1. Encourage the ordained ministers and foster the ordained ministry. It seeks to encourage ordained ministers by forcefully reintroducing the subject of vocations to the priesthood, stressing that the Church's life depends on the sacrament of Holy Orders as a free, absolutely irreplaceable gift, because the ordained ministry (Bishops, priests, deacons) is part of the Church's very structure. Thus, the Instruction concludes by stating that “the solutions addressing the shortage of ordained ministers cannot be other than transitory and must be linked to a series of pastoral programs which give priority to the promotion of vocations to the Sacrament of Holy Orders.”

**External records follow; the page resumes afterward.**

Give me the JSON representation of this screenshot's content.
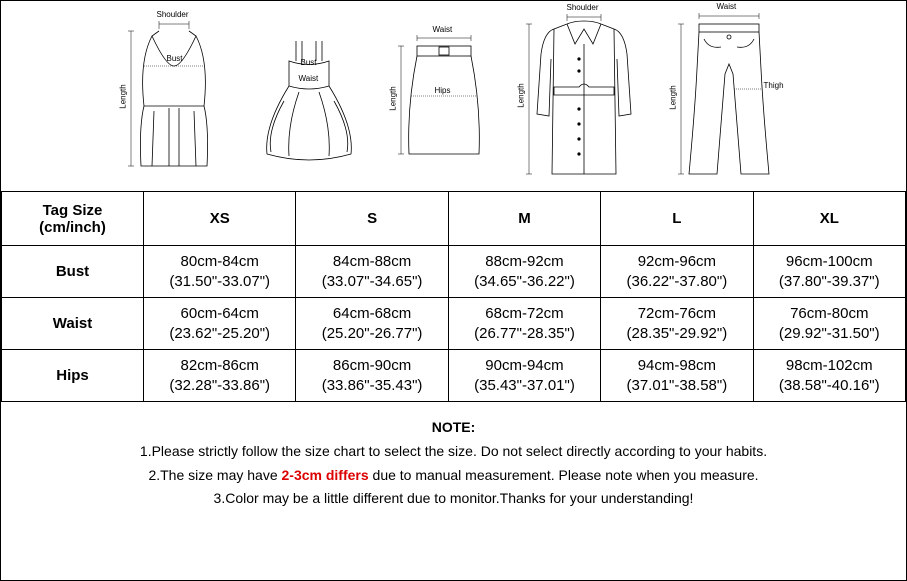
{
  "diagrams": {
    "labels": {
      "shoulder": "Shoulder",
      "bust": "Bust",
      "waist": "Waist",
      "length": "Length",
      "hips": "Hips",
      "thigh": "Thigh"
    }
  },
  "table": {
    "header_label_line1": "Tag Size",
    "header_label_line2": "(cm/inch)",
    "sizes": [
      "XS",
      "S",
      "M",
      "L",
      "XL"
    ],
    "rows": [
      {
        "name": "Bust",
        "cells": [
          {
            "cm": "80cm-84cm",
            "in": "(31.50\"-33.07\")"
          },
          {
            "cm": "84cm-88cm",
            "in": "(33.07\"-34.65\")"
          },
          {
            "cm": "88cm-92cm",
            "in": "(34.65\"-36.22\")"
          },
          {
            "cm": "92cm-96cm",
            "in": "(36.22\"-37.80\")"
          },
          {
            "cm": "96cm-100cm",
            "in": "(37.80\"-39.37\")"
          }
        ]
      },
      {
        "name": "Waist",
        "cells": [
          {
            "cm": "60cm-64cm",
            "in": "(23.62\"-25.20\")"
          },
          {
            "cm": "64cm-68cm",
            "in": "(25.20\"-26.77\")"
          },
          {
            "cm": "68cm-72cm",
            "in": "(26.77\"-28.35\")"
          },
          {
            "cm": "72cm-76cm",
            "in": "(28.35\"-29.92\")"
          },
          {
            "cm": "76cm-80cm",
            "in": "(29.92\"-31.50\")"
          }
        ]
      },
      {
        "name": "Hips",
        "cells": [
          {
            "cm": "82cm-86cm",
            "in": "(32.28\"-33.86\")"
          },
          {
            "cm": "86cm-90cm",
            "in": "(33.86\"-35.43\")"
          },
          {
            "cm": "90cm-94cm",
            "in": "(35.43\"-37.01\")"
          },
          {
            "cm": "94cm-98cm",
            "in": "(37.01\"-38.58\")"
          },
          {
            "cm": "98cm-102cm",
            "in": "(38.58\"-40.16\")"
          }
        ]
      }
    ]
  },
  "notes": {
    "title": "NOTE:",
    "line1": "1.Please strictly follow the size chart to select the size. Do not select directly according to your habits.",
    "line2_pre": "2.The size may have ",
    "line2_hl": "2-3cm differs",
    "line2_post": " due to manual measurement. Please note when you measure.",
    "line3": "3.Color may be a little different due to monitor.Thanks for your understanding!"
  },
  "style": {
    "stroke": "#000000",
    "highlight_color": "#dd0000",
    "font_size_table": 15,
    "font_size_notes": 14,
    "font_size_diagram_label": 8
  }
}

2. Remind the laity of their specific role. The Instruction also reminds us how the fundamental equality of Christians—based on Baptism—is compatible with an essential difference—based on Sacred Orders—and that lay Christians, precisely because of Baptism, are called to the consecratio mundi, which differs from the task of anyone who belongs, through the sacrament, to the ministerial ranks. Thus, by avoiding every form of clericalism, lay Christians are encouraged to be more aware of their identity and to give their witness in the world and in the Church without considering the exercise of ministerial duties which they may perform from time to time as a form of advancement but only as one of substitution.
3. Authentic promotion of the lay apostolate. The Instruction does not limit lay participation in the evangelical and ecclesial apostolate. On the contrary, this is encouraged in the right direction consistent with Catholic ecclesiology. “However—as Card. Ratzinger emphasized at the time—it intends to rebut and prevent the tendency towards a clericalization of the lay faithful, and the risk of creating, in reality, an ecclesial structure of parallel service to that founded on the sacrament of Orders.”
This affirmation of the future Pope Benedict XVI is of paramount importance in our proposed study of BECs.
4. Encourage terminological precision. In Article 1 of the practical provisions—¬entitled: “Need for an Appropriate Terminology”—the Instruction insists on the need for a suitable terminology, clarifying the confused use of the word ministry, which describes both the officia and the munera exercised by Pastors in virtue of the sacrament of Orders, and those exercised by the non ordained faithful.
5. Eliminate abuses. As Card. Ratzinger also affirmed at the time: “The timeliness and urgent need of this Instruction is explained in the light of the situation occurring in specific and widespread ecclesial circles, which demands, special insistence on the faithful application of the principles and norms contained in the teachings of the Magisterium and the Church's universal legislation in the concrete life of the particular Churches.”